[csw-maintainers] progress report

Sun Sep 11 15:48:24 CEST 2011

2011/9/11 Ben Walton <bwalton at opencsw.org>:
> Yes, 100% normalization may not be ideal for this as there would be
> several heavily used tables with less than 5 objects stored.

Do you mean dictionary tables?

The main reason for denormalization was this: when William was
designing his package database, he had a number of tables, such as:

- software
- software + version
- software + version + package revision
- software + version + package revision + architecture
- software + version + package revision + architecture + OS release

...and so on.  The more complex the primary key, the more packages in
the table.  To keep this kind of normalized structure, you need to
instantiate a lot of intermediate objects before you can store
information about your svr4 file (I intentionally avoid the term
'package').

In the buildfarm database, the approach is different. There is one
main table with the svr4 files.  Each row has fields: software
version, package revision, architecture, OS release, etc.  There are
indexes for these fields, so if you want to find packages for certain
OS release an architecture, you just specify the right filters in your
SQL query, and lookups should be reasonably fast.

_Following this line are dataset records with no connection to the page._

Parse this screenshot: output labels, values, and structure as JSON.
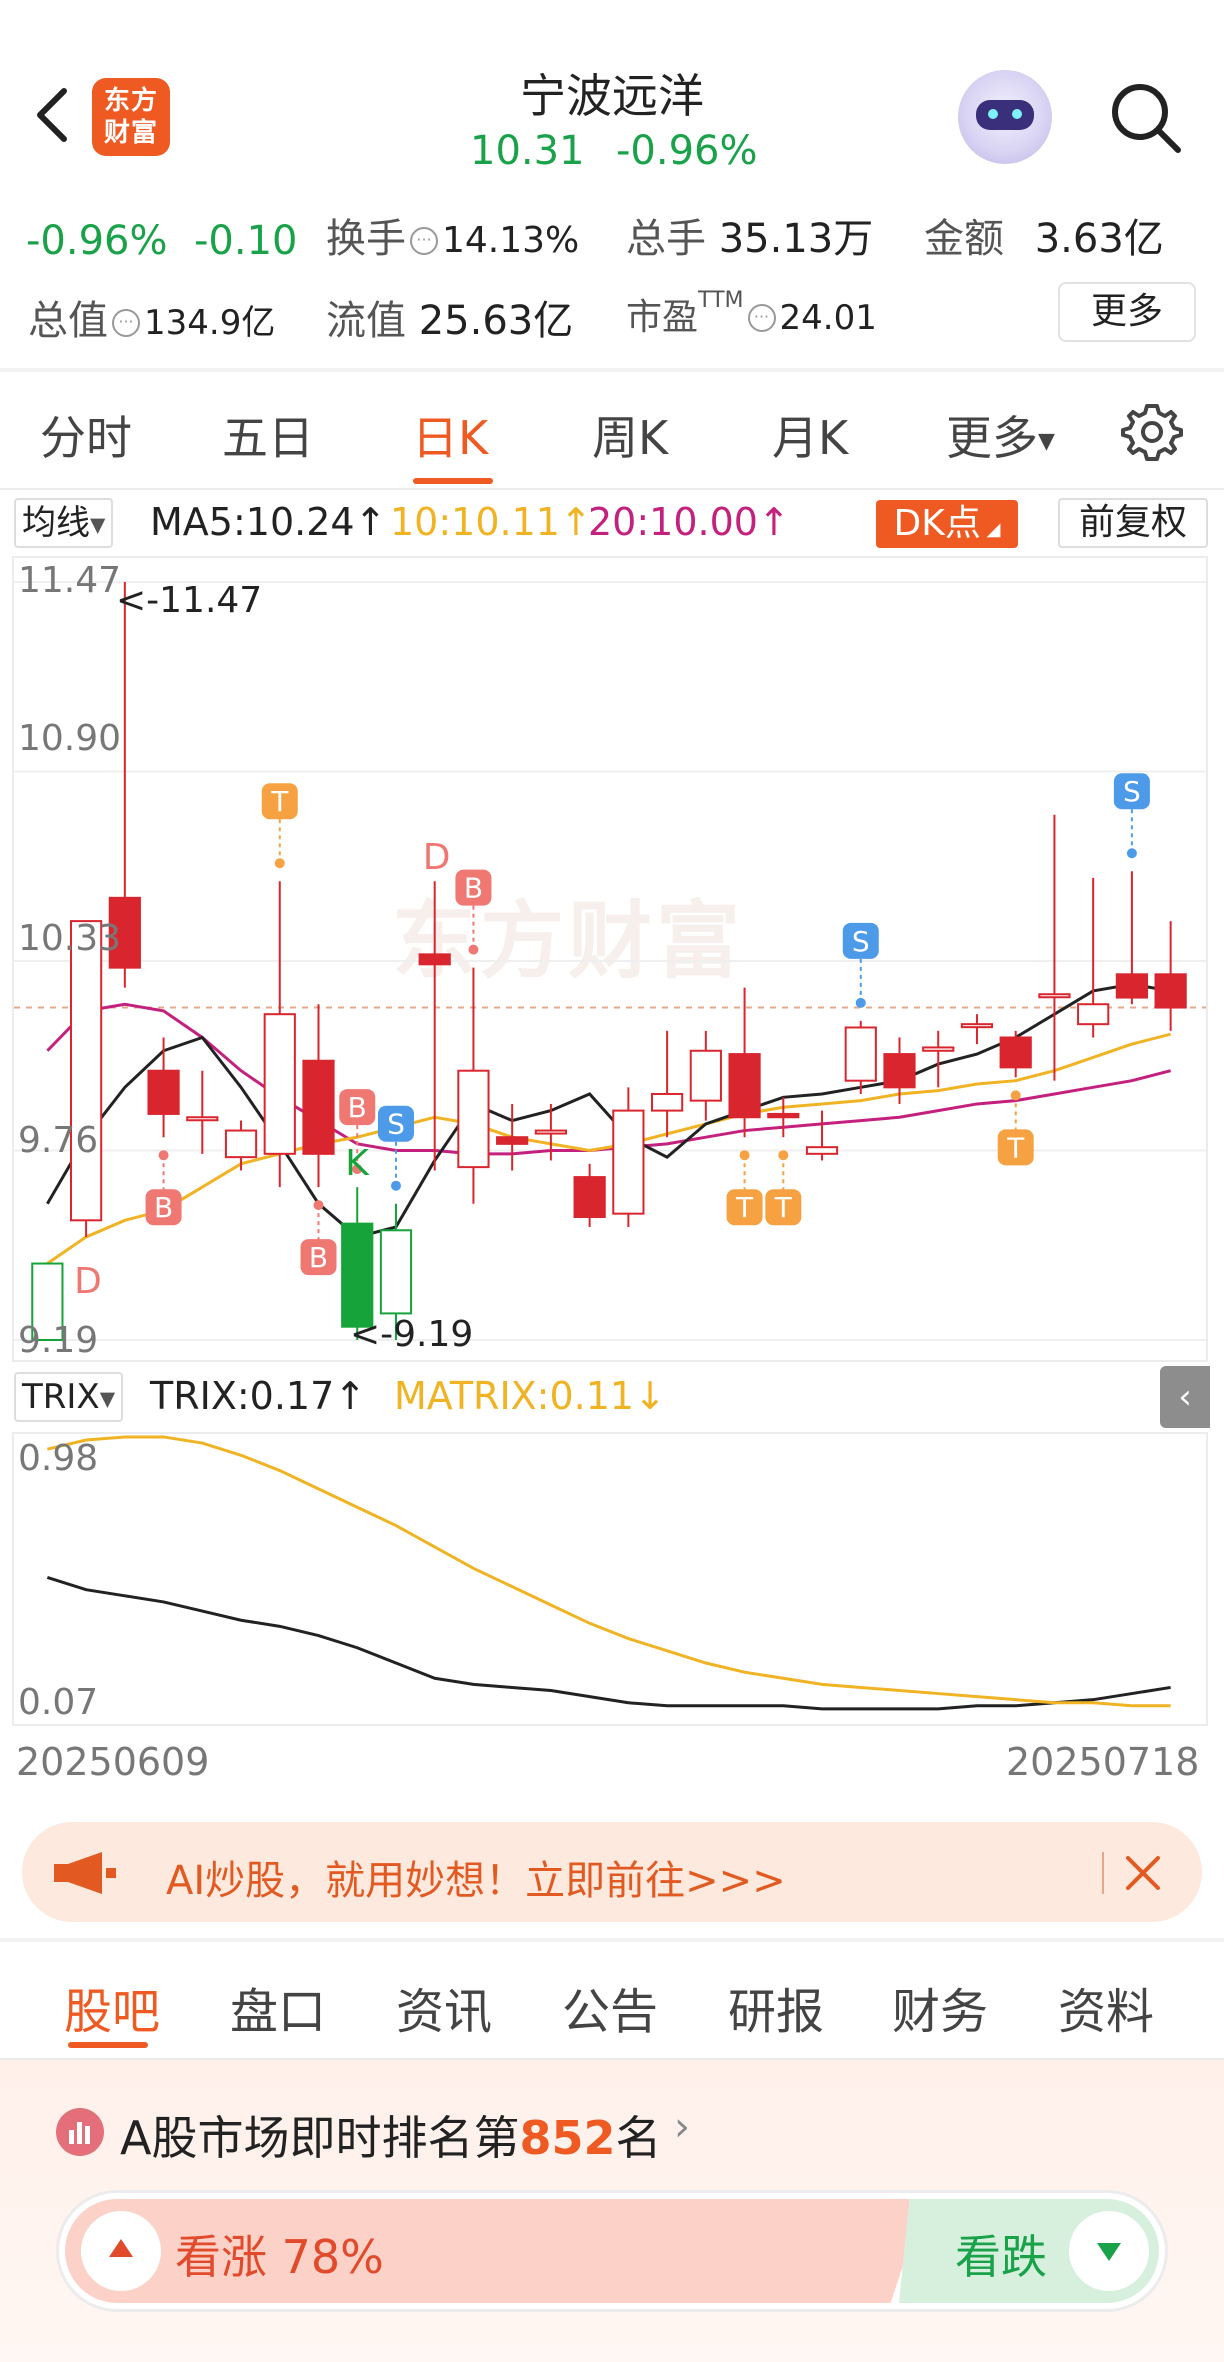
{
  "header": {
    "logo_text_1": "东方",
    "logo_text_2": "财富",
    "stock_name": "宁波远洋",
    "price": "10.31",
    "change_pct": "-0.96%"
  },
  "quote": {
    "change_pct": "-0.96%",
    "change_amt": "-0.10",
    "turnover_label": "换手",
    "turnover_value": "14.13%",
    "volume_label": "总手",
    "volume_value": "35.13万",
    "amount_label": "金额",
    "amount_value": "3.63亿",
    "total_cap_label": "总值",
    "total_cap_value": "134.9亿",
    "float_cap_label": "流值",
    "float_cap_value": "25.63亿",
    "pe_label": "市盈",
    "pe_sup": "TTM",
    "pe_value": "24.01",
    "more_label": "更多",
    "info_glyph": "···"
  },
  "period_tabs": [
    "分时",
    "五日",
    "日K",
    "周K",
    "月K",
    "更多"
  ],
  "active_period": "日K",
  "ma_row": {
    "selector_label": "均线",
    "ma5": "MA5:10.24↑",
    "ma10": "10:10.11↑",
    "ma20": "20:10.00↑",
    "dk_button": "DK点",
    "adjust_button": "前复权"
  },
  "colors": {
    "accent": "#ef5a23",
    "up_red": "#d9262e",
    "down_green": "#16a43a",
    "ma5": "#222222",
    "ma10": "#f0b323",
    "ma20": "#c4207e",
    "signal_s": "#4d9be8",
    "signal_t": "#f6a243",
    "signal_b": "#f07873"
  },
  "kline": {
    "watermark": "东方财富",
    "y_labels": [
      "11.47",
      "10.90",
      "10.33",
      "9.76",
      "9.19"
    ],
    "high_annotation": "<-11.47",
    "low_annotation": "<-9.19"
  },
  "trix": {
    "selector_label": "TRIX",
    "trix_value": "TRIX:0.17↑",
    "matrix_value": "MATRIX:0.11↓",
    "y_labels": [
      "0.98",
      "0.07"
    ],
    "collapse_glyph": "‹"
  },
  "dates": {
    "start": "20250609",
    "end": "20250718"
  },
  "chart_data": [
    {
      "type": "candlestick",
      "ylim": [
        9.19,
        11.47
      ],
      "y_ticks": [
        11.47,
        10.9,
        10.33,
        9.76,
        9.19
      ],
      "candles": [
        {
          "o": 9.19,
          "c": 9.42,
          "h": 9.42,
          "l": 9.19
        },
        {
          "o": 9.55,
          "c": 10.45,
          "h": 10.45,
          "l": 9.5
        },
        {
          "o": 10.52,
          "c": 10.31,
          "h": 11.47,
          "l": 10.25
        },
        {
          "o": 10.0,
          "c": 9.87,
          "h": 10.1,
          "l": 9.8
        },
        {
          "o": 9.86,
          "c": 9.86,
          "h": 10.0,
          "l": 9.75
        },
        {
          "o": 9.74,
          "c": 9.82,
          "h": 9.85,
          "l": 9.7
        },
        {
          "o": 9.75,
          "c": 10.17,
          "h": 10.57,
          "l": 9.65
        },
        {
          "o": 10.03,
          "c": 9.75,
          "h": 10.2,
          "l": 9.65
        },
        {
          "o": 9.54,
          "c": 9.23,
          "h": 9.65,
          "l": 9.19
        },
        {
          "o": 9.27,
          "c": 9.52,
          "h": 9.6,
          "l": 9.19
        },
        {
          "o": 10.35,
          "c": 10.32,
          "h": 10.57,
          "l": 9.7
        },
        {
          "o": 9.71,
          "c": 10.0,
          "h": 10.31,
          "l": 9.6
        },
        {
          "o": 9.8,
          "c": 9.78,
          "h": 9.9,
          "l": 9.7
        },
        {
          "o": 9.82,
          "c": 9.82,
          "h": 9.9,
          "l": 9.73
        },
        {
          "o": 9.68,
          "c": 9.56,
          "h": 9.72,
          "l": 9.53
        },
        {
          "o": 9.57,
          "c": 9.88,
          "h": 9.95,
          "l": 9.53
        },
        {
          "o": 9.88,
          "c": 9.93,
          "h": 10.12,
          "l": 9.8
        },
        {
          "o": 9.91,
          "c": 10.06,
          "h": 10.12,
          "l": 9.85
        },
        {
          "o": 10.05,
          "c": 9.86,
          "h": 10.25,
          "l": 9.8
        },
        {
          "o": 9.87,
          "c": 9.86,
          "h": 9.92,
          "l": 9.8
        },
        {
          "o": 9.75,
          "c": 9.77,
          "h": 9.88,
          "l": 9.73
        },
        {
          "o": 9.97,
          "c": 10.13,
          "h": 10.15,
          "l": 9.93
        },
        {
          "o": 10.05,
          "c": 9.95,
          "h": 10.1,
          "l": 9.9
        },
        {
          "o": 10.06,
          "c": 10.07,
          "h": 10.12,
          "l": 9.95
        },
        {
          "o": 10.14,
          "c": 10.14,
          "h": 10.17,
          "l": 10.08
        },
        {
          "o": 10.1,
          "c": 10.01,
          "h": 10.12,
          "l": 9.98
        },
        {
          "o": 10.23,
          "c": 10.23,
          "h": 10.77,
          "l": 9.97
        },
        {
          "o": 10.14,
          "c": 10.2,
          "h": 10.58,
          "l": 10.1
        },
        {
          "o": 10.29,
          "c": 10.22,
          "h": 10.6,
          "l": 10.2
        },
        {
          "o": 10.29,
          "c": 10.19,
          "h": 10.45,
          "l": 10.12
        }
      ],
      "ma5": [
        9.6,
        9.8,
        9.95,
        10.06,
        10.1,
        9.95,
        9.78,
        9.6,
        9.5,
        9.53,
        9.73,
        9.9,
        9.85,
        9.88,
        9.93,
        9.8,
        9.74,
        9.84,
        9.88,
        9.92,
        9.93,
        9.95,
        9.97,
        10.02,
        10.05,
        10.1,
        10.17,
        10.24,
        10.26,
        10.24
      ],
      "ma10": [
        9.42,
        9.5,
        9.55,
        9.58,
        9.65,
        9.72,
        9.75,
        9.78,
        9.8,
        9.83,
        9.86,
        9.84,
        9.8,
        9.78,
        9.76,
        9.78,
        9.81,
        9.84,
        9.87,
        9.89,
        9.9,
        9.91,
        9.93,
        9.94,
        9.96,
        9.97,
        10.0,
        10.04,
        10.08,
        10.11
      ],
      "ma20": [
        10.06,
        10.18,
        10.2,
        10.18,
        10.1,
        10.0,
        9.92,
        9.85,
        9.78,
        9.76,
        9.76,
        9.75,
        9.75,
        9.76,
        9.76,
        9.77,
        9.78,
        9.8,
        9.82,
        9.83,
        9.84,
        9.85,
        9.86,
        9.88,
        9.9,
        9.91,
        9.93,
        9.95,
        9.97,
        10.0
      ],
      "signals": [
        {
          "i": 1,
          "type": "D",
          "pos": "below"
        },
        {
          "i": 3,
          "type": "B",
          "pos": "below"
        },
        {
          "i": 6,
          "type": "T",
          "pos": "above"
        },
        {
          "i": 7,
          "type": "B",
          "pos": "below"
        },
        {
          "i": 8,
          "type": "B",
          "pos": "above"
        },
        {
          "i": 8,
          "type": "K",
          "pos": "above"
        },
        {
          "i": 9,
          "type": "S",
          "pos": "above"
        },
        {
          "i": 10,
          "type": "D",
          "pos": "above"
        },
        {
          "i": 11,
          "type": "B",
          "pos": "above"
        },
        {
          "i": 18,
          "type": "T",
          "pos": "below"
        },
        {
          "i": 19,
          "type": "T",
          "pos": "below"
        },
        {
          "i": 21,
          "type": "S",
          "pos": "above"
        },
        {
          "i": 25,
          "type": "T",
          "pos": "below"
        },
        {
          "i": 28,
          "type": "S",
          "pos": "above"
        }
      ]
    },
    {
      "type": "line",
      "title": "TRIX",
      "ylim": [
        0.07,
        0.98
      ],
      "series": [
        {
          "name": "TRIX",
          "values": [
            0.53,
            0.49,
            0.47,
            0.45,
            0.42,
            0.39,
            0.37,
            0.34,
            0.3,
            0.25,
            0.2,
            0.18,
            0.17,
            0.16,
            0.14,
            0.12,
            0.11,
            0.11,
            0.11,
            0.11,
            0.1,
            0.1,
            0.1,
            0.1,
            0.11,
            0.11,
            0.12,
            0.13,
            0.15,
            0.17
          ]
        },
        {
          "name": "MATRIX",
          "values": [
            0.95,
            0.98,
            0.99,
            0.99,
            0.97,
            0.93,
            0.88,
            0.82,
            0.76,
            0.7,
            0.63,
            0.56,
            0.5,
            0.44,
            0.38,
            0.33,
            0.29,
            0.25,
            0.22,
            0.2,
            0.18,
            0.17,
            0.16,
            0.15,
            0.14,
            0.13,
            0.12,
            0.12,
            0.11,
            0.11
          ]
        }
      ]
    }
  ],
  "banner": {
    "text": "AI炒股，就用妙想！立即前往>>>"
  },
  "bottom_tabs": [
    "股吧",
    "盘口",
    "资讯",
    "公告",
    "研报",
    "财务",
    "资料"
  ],
  "active_bottom_tab": "股吧",
  "rank": {
    "prefix": "A股市场即时排名第",
    "number": "852",
    "suffix": "名"
  },
  "vote": {
    "up_label": "看涨 78%",
    "up_ratio": 0.78,
    "down_label": "看跌"
  }
}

http://paste.pocoo.org/show/474057/

One quirk about the table is that there are two columns referring to
the architecture.  Why is that?  There are two places in a package
that describe the architecture: pkginfo and the file name.  They in
practice do not always agree.  The buildfarm database does not try to
model the perfect world, it aims to reflect the reality, so if
packages in reality sometimes have mismatched information, I want the
database to be able to store that.  Hence, arch_id and
filename_arch_id.

Maciej